Some figures released by the Association of American Publishers for 2011 make interesting reading. In that year ebooks became ‘the dominant single format’ in the adult fiction category, accounting for 30% of publishers’ sales and more than doubling the 13% recorded the previous year. The revenue from adult fiction ebooks amounted to $1.27 billion, an increase of 117%. Also in 2011, the number of self-published books increased dramatically to 211,269 over the 133,936 released in 2010, not quite twice as many, and roughly 45% of these were fiction. New writers were discovering that, for the first time, they didn’t actually need publishers in order to get published.

And it’s still clear that mainstream commercial publishers have little or no idea how to take advantage of the new medium. One example: the author Eric van Lustbader, who wrote more than 25 bestsellers, suddenly discovered that many of his most successful novels weren’t available as ebooks. As his publisher was apparently unable or unwilling to release his work in this format, the author has reclaimed all the relevant rights to these novels and is in the process of releasing them as ebooks himself, without the assistance of any publishing house.

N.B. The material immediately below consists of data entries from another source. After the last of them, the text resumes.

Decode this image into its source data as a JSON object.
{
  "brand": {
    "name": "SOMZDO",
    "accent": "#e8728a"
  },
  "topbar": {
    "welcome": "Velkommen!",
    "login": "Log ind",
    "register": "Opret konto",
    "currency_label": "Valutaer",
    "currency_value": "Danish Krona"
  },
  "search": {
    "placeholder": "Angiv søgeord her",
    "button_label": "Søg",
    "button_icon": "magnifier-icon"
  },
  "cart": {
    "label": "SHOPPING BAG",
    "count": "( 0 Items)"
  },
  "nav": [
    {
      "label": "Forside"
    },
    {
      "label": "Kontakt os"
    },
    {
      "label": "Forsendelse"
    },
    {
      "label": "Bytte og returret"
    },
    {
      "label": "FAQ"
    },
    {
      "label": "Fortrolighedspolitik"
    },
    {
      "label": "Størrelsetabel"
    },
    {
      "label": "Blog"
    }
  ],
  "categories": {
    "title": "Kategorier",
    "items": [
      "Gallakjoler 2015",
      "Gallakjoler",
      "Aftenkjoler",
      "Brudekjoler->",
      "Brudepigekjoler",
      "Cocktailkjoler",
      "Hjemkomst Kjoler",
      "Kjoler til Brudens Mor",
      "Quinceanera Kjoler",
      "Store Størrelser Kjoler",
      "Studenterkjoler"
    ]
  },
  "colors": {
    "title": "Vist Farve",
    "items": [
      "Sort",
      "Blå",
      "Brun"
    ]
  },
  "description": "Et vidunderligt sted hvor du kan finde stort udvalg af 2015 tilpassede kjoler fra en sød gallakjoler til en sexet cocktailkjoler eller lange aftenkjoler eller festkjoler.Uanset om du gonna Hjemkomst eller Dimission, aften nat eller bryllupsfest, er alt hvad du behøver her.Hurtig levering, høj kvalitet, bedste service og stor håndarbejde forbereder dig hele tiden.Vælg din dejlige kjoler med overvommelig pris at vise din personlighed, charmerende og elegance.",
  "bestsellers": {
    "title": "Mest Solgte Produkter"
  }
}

It’s worth bearing in mind another factor which has characterized the ebook revolution: not only can unknown writers publish anything they want, but professional authors can release books that no mainstream publisher would even consider. This is particularly the case with short stories. Very few authors have had short stories published in book form, and those that have managed this have usually seen these only as collections, released after the author has already become established as a bestselling novelist. Some magazines take short stories, but for most writers this is an ephemeral and unsatisfactory method of getting their work out to their readers. But the rise of the ebook has changed everything, because the length of the work is now virtually irrelevant.

I have had two short non-fiction books and a collection of ghost stories published by The Endeavour Press that I could never have hoped to see released by any commercial publishing house because the length of all three works was simply wrong. But as ebooks, they are selling well, and the low asking price reflects the fact that they aren’t full-length works.

Stephen Leather is a well-established and popular novelist, and he, too, is exploiting the short story medium with his ‘Inspector Zhang’ series. Reportedly, he sells roughly 6,000 of each every year, usually for under £1, and in 2012 he claimed to have sold about half a million ebooks in all, the majority being short stories.

This didn’t go down well when he spoke at the Crime Writers Association conference in Harrogate last July, and he was booed and hissed by the audience, apparently for having the temerity to properly embrace the new technology which is available. Clearly the people who listened to him speak objected very strongly to the entire concept of the ebook, and in particular the idea of cheap ones.

Personally, I think he’s quite right. The fact of the matter – as I hope I’ve shown in this blog post, if it wasn’t already perfectly apparent to everybody – is that the ebook is here and it’s here to stay, and there’s absolutely no point in not taking advantage of it and the opportunities it offers. We are never going to return to a time when a handful of publishing houses were able to decide what was – and what was not – suitable material for the reading public, and the sooner everybody realises that the better.